La música se filtraba desde el salón principal cuando Maya cerró la puerta del cuarto y se giró hacia Perla con una sonrisa triunfal.
—Confía en nosotras —dijo Alana, mientras acomodaba el último detalle.
Perla se miró al espejo… y casi no se reconoció.
Llevaba un vestido oscuro, ceñido en los lugares justos, elegante pero provocador sin ser obvio. La tela caía como si hubiera sido hecha para ella. Su espalda quedaba parcialmente descubierta y el escote insinuaba más de lo que mostraba. El cabello recogido dejaba su cuello expuesto, vulnerable.
Maya le colocó la máscara.
Era negra, delicada, pero inquietante. Cubría la mitad superior de su rostro; lo único completamente visible eran sus labios.
—Estás peligrosa —murmuró Maya—. Justo como queríamos.
Perla tragó saliva. —No estoy segura de estar lista para esto.
—Nadie lo está —respondió Alana—. Por eso funciona.
Cuando entraron a la fiesta, las luces bajas y el murmullo de voces las envolvieron. Música lenta, risas, copas brillando. Gente con trajes elaborados, máscaras extravagantes.
Perla dio dos pasos… y se detuvo en seco.
Los vio.
Tres figuras apoyadas cerca de la barra.
Vestían exactamente igual.
Trajes oscuros, perfectamente entallados. Elegantes. Impecables. Y las máscaras…
Las mismas.
Negras. Lisias. Cubriendo el rostro completo, excepto los labios.
El corazón de Perla se desbocó.
—No… —susurró.
Maya siguió su mirada y abrió lentamente los ojos. —¿Qué…?
Alana también los vio, y se quedó rígida. —Esto no estaba en el plan.
Los tres chicos giraron casi al mismo tiempo, como si hubieran sentido su presencia.
Perla no podía ver sus ojos. No podía leer sus expresiones.
Solo veía esas bocas… conocidas. Demasiado.
Uno de ellos inclinó apenas la cabeza, en un gesto que podría haber sido un saludo… o una advertencia.
Alan.
Rubén.
Andrés.
O tal vez no.
—Dime que esto no es real —murmuró Perla.
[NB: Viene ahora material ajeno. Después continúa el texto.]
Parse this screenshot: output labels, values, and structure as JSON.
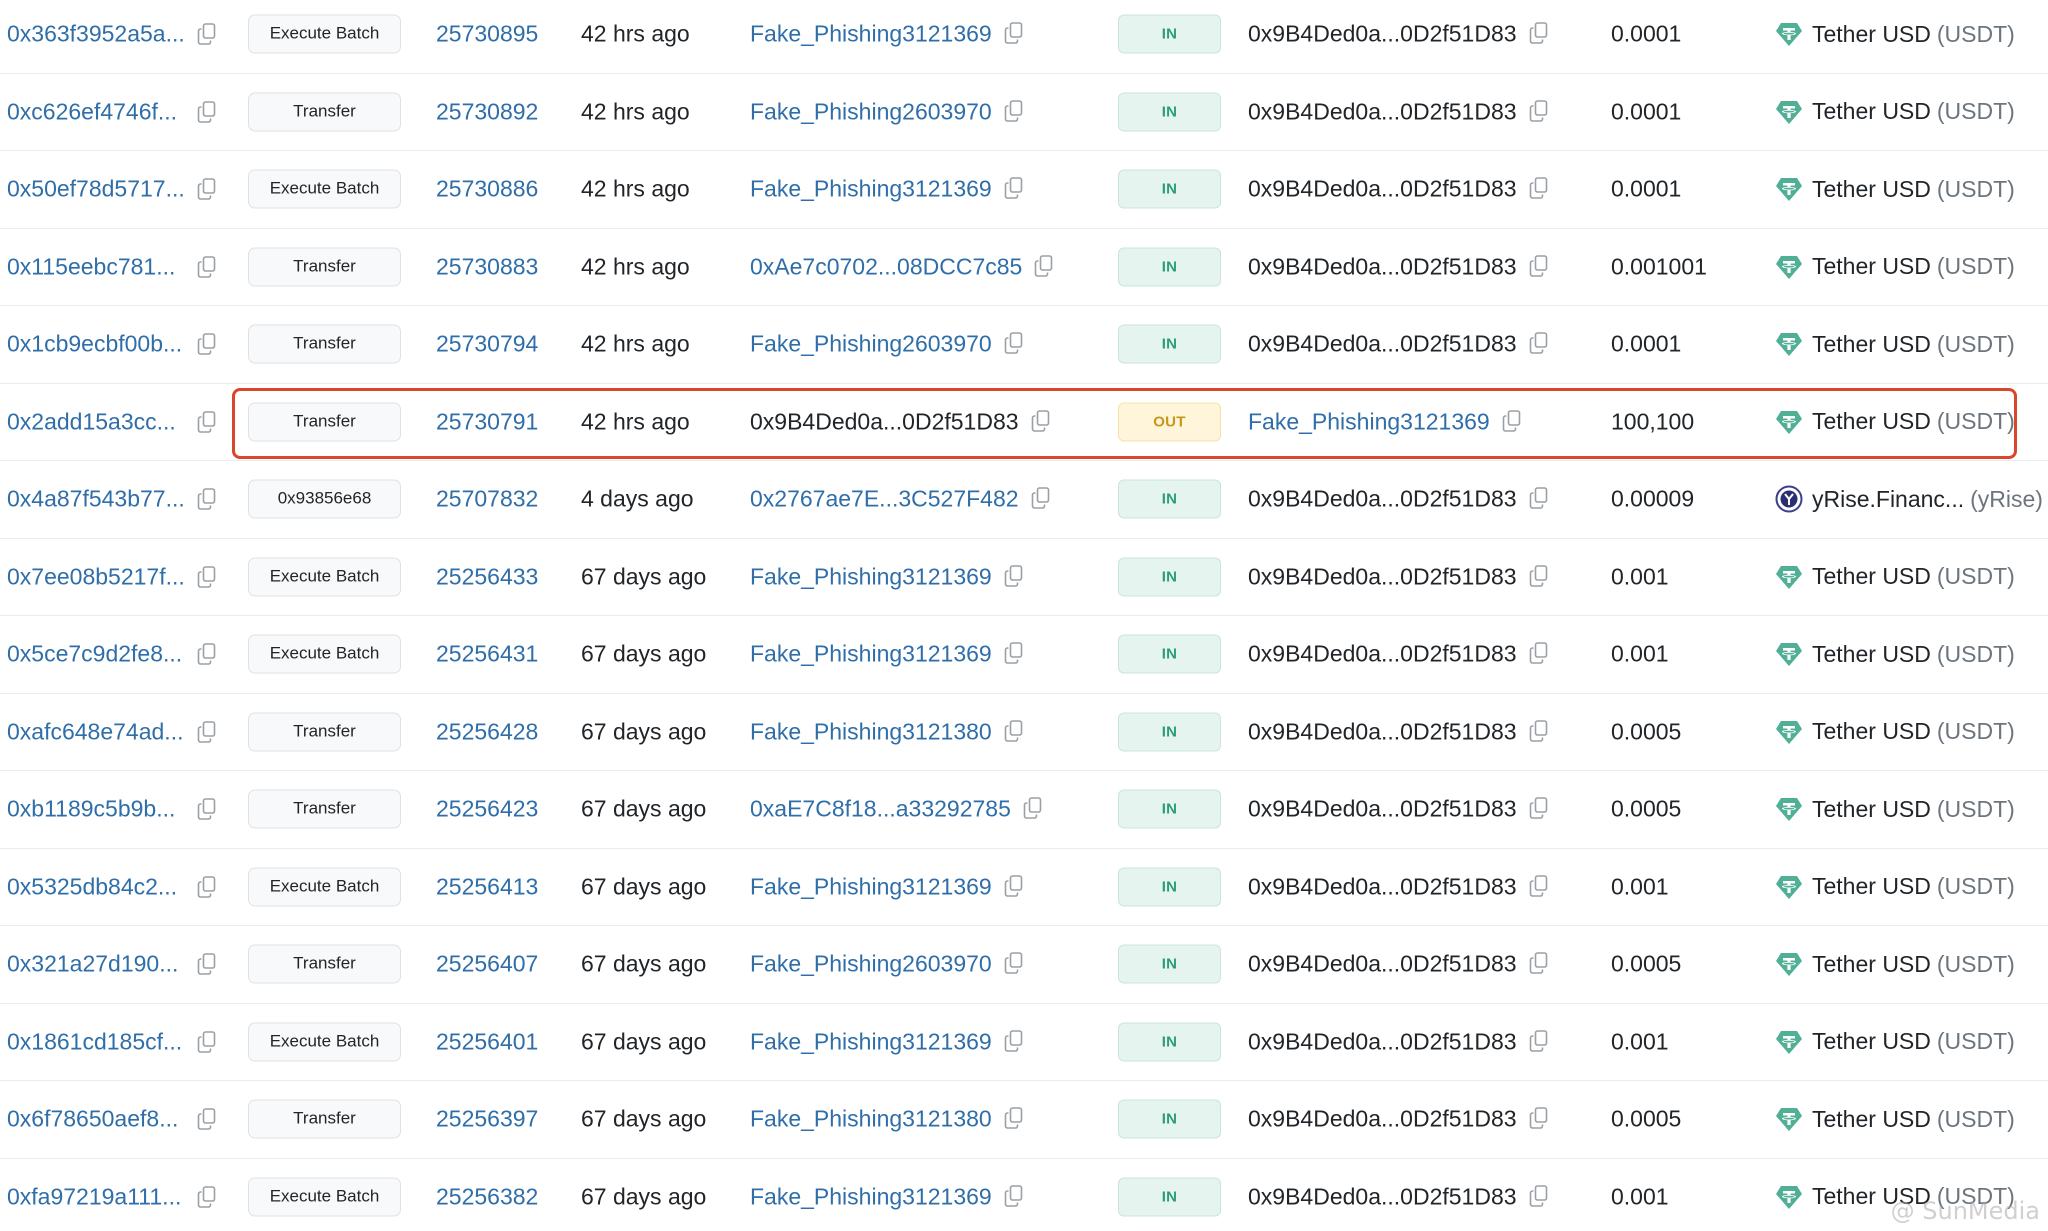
{
  "colors": {
    "link": "#2f6ea8",
    "in_badge_bg": "#e6f4ef",
    "in_badge_text": "#2a9d74",
    "out_badge_bg": "#fff5da",
    "out_badge_text": "#c79718",
    "highlight_border": "#d9472b",
    "tether_green": "#50af95"
  },
  "icons": {
    "copy": "copy-icon",
    "tether": "tether-usdt-icon",
    "yrise": "yrise-token-icon"
  },
  "rows": [
    {
      "hash": "0x363f3952a5a...",
      "method": "Execute Batch",
      "block": "25730895",
      "age": "42 hrs ago",
      "from": "Fake_Phishing3121369",
      "from_link": true,
      "direction": "IN",
      "to": "0x9B4Ded0a...0D2f51D83",
      "to_link": false,
      "quantity": "0.0001",
      "token_name": "Tether USD",
      "token_symbol": "(USDT)",
      "token_icon": "tether"
    },
    {
      "hash": "0xc626ef4746f...",
      "method": "Transfer",
      "block": "25730892",
      "age": "42 hrs ago",
      "from": "Fake_Phishing2603970",
      "from_link": true,
      "direction": "IN",
      "to": "0x9B4Ded0a...0D2f51D83",
      "to_link": false,
      "quantity": "0.0001",
      "token_name": "Tether USD",
      "token_symbol": "(USDT)",
      "token_icon": "tether"
    },
    {
      "hash": "0x50ef78d5717...",
      "method": "Execute Batch",
      "block": "25730886",
      "age": "42 hrs ago",
      "from": "Fake_Phishing3121369",
      "from_link": true,
      "direction": "IN",
      "to": "0x9B4Ded0a...0D2f51D83",
      "to_link": false,
      "quantity": "0.0001",
      "token_name": "Tether USD",
      "token_symbol": "(USDT)",
      "token_icon": "tether"
    },
    {
      "hash": "0x115eebc781...",
      "method": "Transfer",
      "block": "25730883",
      "age": "42 hrs ago",
      "from": "0xAe7c0702...08DCC7c85",
      "from_link": true,
      "direction": "IN",
      "to": "0x9B4Ded0a...0D2f51D83",
      "to_link": false,
      "quantity": "0.001001",
      "token_name": "Tether USD",
      "token_symbol": "(USDT)",
      "token_icon": "tether"
    },
    {
      "hash": "0x1cb9ecbf00b...",
      "method": "Transfer",
      "block": "25730794",
      "age": "42 hrs ago",
      "from": "Fake_Phishing2603970",
      "from_link": true,
      "direction": "IN",
      "to": "0x9B4Ded0a...0D2f51D83",
      "to_link": false,
      "quantity": "0.0001",
      "token_name": "Tether USD",
      "token_symbol": "(USDT)",
      "token_icon": "tether"
    },
    {
      "hash": "0x2add15a3cc...",
      "method": "Transfer",
      "block": "25730791",
      "age": "42 hrs ago",
      "from": "0x9B4Ded0a...0D2f51D83",
      "from_link": false,
      "direction": "OUT",
      "to": "Fake_Phishing3121369",
      "to_link": true,
      "quantity": "100,100",
      "token_name": "Tether USD",
      "token_symbol": "(USDT)",
      "token_icon": "tether"
    },
    {
      "hash": "0x4a87f543b77...",
      "method": "0x93856e68",
      "block": "25707832",
      "age": "4 days ago",
      "from": "0x2767ae7E...3C527F482",
      "from_link": true,
      "direction": "IN",
      "to": "0x9B4Ded0a...0D2f51D83",
      "to_link": false,
      "quantity": "0.00009",
      "token_name": "yRise.Financ...",
      "token_symbol": "(yRise)",
      "token_icon": "yrise"
    },
    {
      "hash": "0x7ee08b5217f...",
      "method": "Execute Batch",
      "block": "25256433",
      "age": "67 days ago",
      "from": "Fake_Phishing3121369",
      "from_link": true,
      "direction": "IN",
      "to": "0x9B4Ded0a...0D2f51D83",
      "to_link": false,
      "quantity": "0.001",
      "token_name": "Tether USD",
      "token_symbol": "(USDT)",
      "token_icon": "tether"
    },
    {
      "hash": "0x5ce7c9d2fe8...",
      "method": "Execute Batch",
      "block": "25256431",
      "age": "67 days ago",
      "from": "Fake_Phishing3121369",
      "from_link": true,
      "direction": "IN",
      "to": "0x9B4Ded0a...0D2f51D83",
      "to_link": false,
      "quantity": "0.001",
      "token_name": "Tether USD",
      "token_symbol": "(USDT)",
      "token_icon": "tether"
    },
    {
      "hash": "0xafc648e74ad...",
      "method": "Transfer",
      "block": "25256428",
      "age": "67 days ago",
      "from": "Fake_Phishing3121380",
      "from_link": true,
      "direction": "IN",
      "to": "0x9B4Ded0a...0D2f51D83",
      "to_link": false,
      "quantity": "0.0005",
      "token_name": "Tether USD",
      "token_symbol": "(USDT)",
      "token_icon": "tether"
    },
    {
      "hash": "0xb1189c5b9b...",
      "method": "Transfer",
      "block": "25256423",
      "age": "67 days ago",
      "from": "0xaE7C8f18...a33292785",
      "from_link": true,
      "direction": "IN",
      "to": "0x9B4Ded0a...0D2f51D83",
      "to_link": false,
      "quantity": "0.0005",
      "token_name": "Tether USD",
      "token_symbol": "(USDT)",
      "token_icon": "tether"
    },
    {
      "hash": "0x5325db84c2...",
      "method": "Execute Batch",
      "block": "25256413",
      "age": "67 days ago",
      "from": "Fake_Phishing3121369",
      "from_link": true,
      "direction": "IN",
      "to": "0x9B4Ded0a...0D2f51D83",
      "to_link": false,
      "quantity": "0.001",
      "token_name": "Tether USD",
      "token_symbol": "(USDT)",
      "token_icon": "tether"
    },
    {
      "hash": "0x321a27d190...",
      "method": "Transfer",
      "block": "25256407",
      "age": "67 days ago",
      "from": "Fake_Phishing2603970",
      "from_link": true,
      "direction": "IN",
      "to": "0x9B4Ded0a...0D2f51D83",
      "to_link": false,
      "quantity": "0.0005",
      "token_name": "Tether USD",
      "token_symbol": "(USDT)",
      "token_icon": "tether"
    },
    {
      "hash": "0x1861cd185cf...",
      "method": "Execute Batch",
      "block": "25256401",
      "age": "67 days ago",
      "from": "Fake_Phishing3121369",
      "from_link": true,
      "direction": "IN",
      "to": "0x9B4Ded0a...0D2f51D83",
      "to_link": false,
      "quantity": "0.001",
      "token_name": "Tether USD",
      "token_symbol": "(USDT)",
      "token_icon": "tether"
    },
    {
      "hash": "0x6f78650aef8...",
      "method": "Transfer",
      "block": "25256397",
      "age": "67 days ago",
      "from": "Fake_Phishing3121380",
      "from_link": true,
      "direction": "IN",
      "to": "0x9B4Ded0a...0D2f51D83",
      "to_link": false,
      "quantity": "0.0005",
      "token_name": "Tether USD",
      "token_symbol": "(USDT)",
      "token_icon": "tether"
    },
    {
      "hash": "0xfa97219a111...",
      "method": "Execute Batch",
      "block": "25256382",
      "age": "67 days ago",
      "from": "Fake_Phishing3121369",
      "from_link": true,
      "direction": "IN",
      "to": "0x9B4Ded0a...0D2f51D83",
      "to_link": false,
      "quantity": "0.001",
      "token_name": "Tether USD",
      "token_symbol": "(USDT)",
      "token_icon": "tether"
    }
  ],
  "highlighted_row": 5,
  "watermark": "@ SunMedia"
}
Maya sonrió, nerviosa. —Te dije que era una idea peligrosa… pero esto ya es otra liga.
Uno de los chicos dio un paso al frente.
Luego otro.
Y el tercero se quedó atrás, observando.
Perla sintió un escalofrío recorrerle la espalda.
Porque en ese instante entendió algo aterrador:
No solo habían ido a la fiesta.
La estaban esperando.
La música cambió a un ritmo más lento, envolvente, casi hipnótico.
Perla seguía inmóvil cuando uno de ellos se separó del grupo.
No dijo nada.
No la llamó.
Simplemente caminó hacia ella con pasos seguros, como si ya supiera que no iba a huir.
Maya le rozó el brazo. —Respira —susurró—. Míralo… solo míralo.
Él se detuvo frente a Perla.
Tan cerca que pudo percibir su perfume, profundo y familiar, aunque no lograba ubicarlo. La máscara ocultaba todo excepto sus labios, relajados, seguros.
Entonces ocurrió.
Extendió la mano.
No fue brusco ni invasivo. Fue un gesto lento, elegante. Una invitación clara.
La palma abierta, esperando.
Perla sintió cómo el corazón le golpeaba las costillas. Miró su mano. Luego alzó la vista hacia su rostro cubierto, intentando adivinar quién era detrás de esa máscara idéntica a la de sus pesadillas… y de sus deseos.
—Hazlo —murmuró Alana detrás de ella—. O te vas a arrepentir toda la noche.
Perla tragó saliva y aceptó.
En cuanto sus dedos se entrelazaron, un escalofrío le recorrió el cuerpo.
Él no sonrió. No habló. Solo la guió hacia la pista.
Bailaron sin decir una sola palabra.
Sus cuerpos se movían al ritmo de la música, manteniendo una distancia mínima, suficiente para sentir el calor del otro, insuficiente para calmar la tensión. Su mano firme en su cintura marcaba el compás, mientras la otra sostenía la de ella con una seguridad que la desarmaba.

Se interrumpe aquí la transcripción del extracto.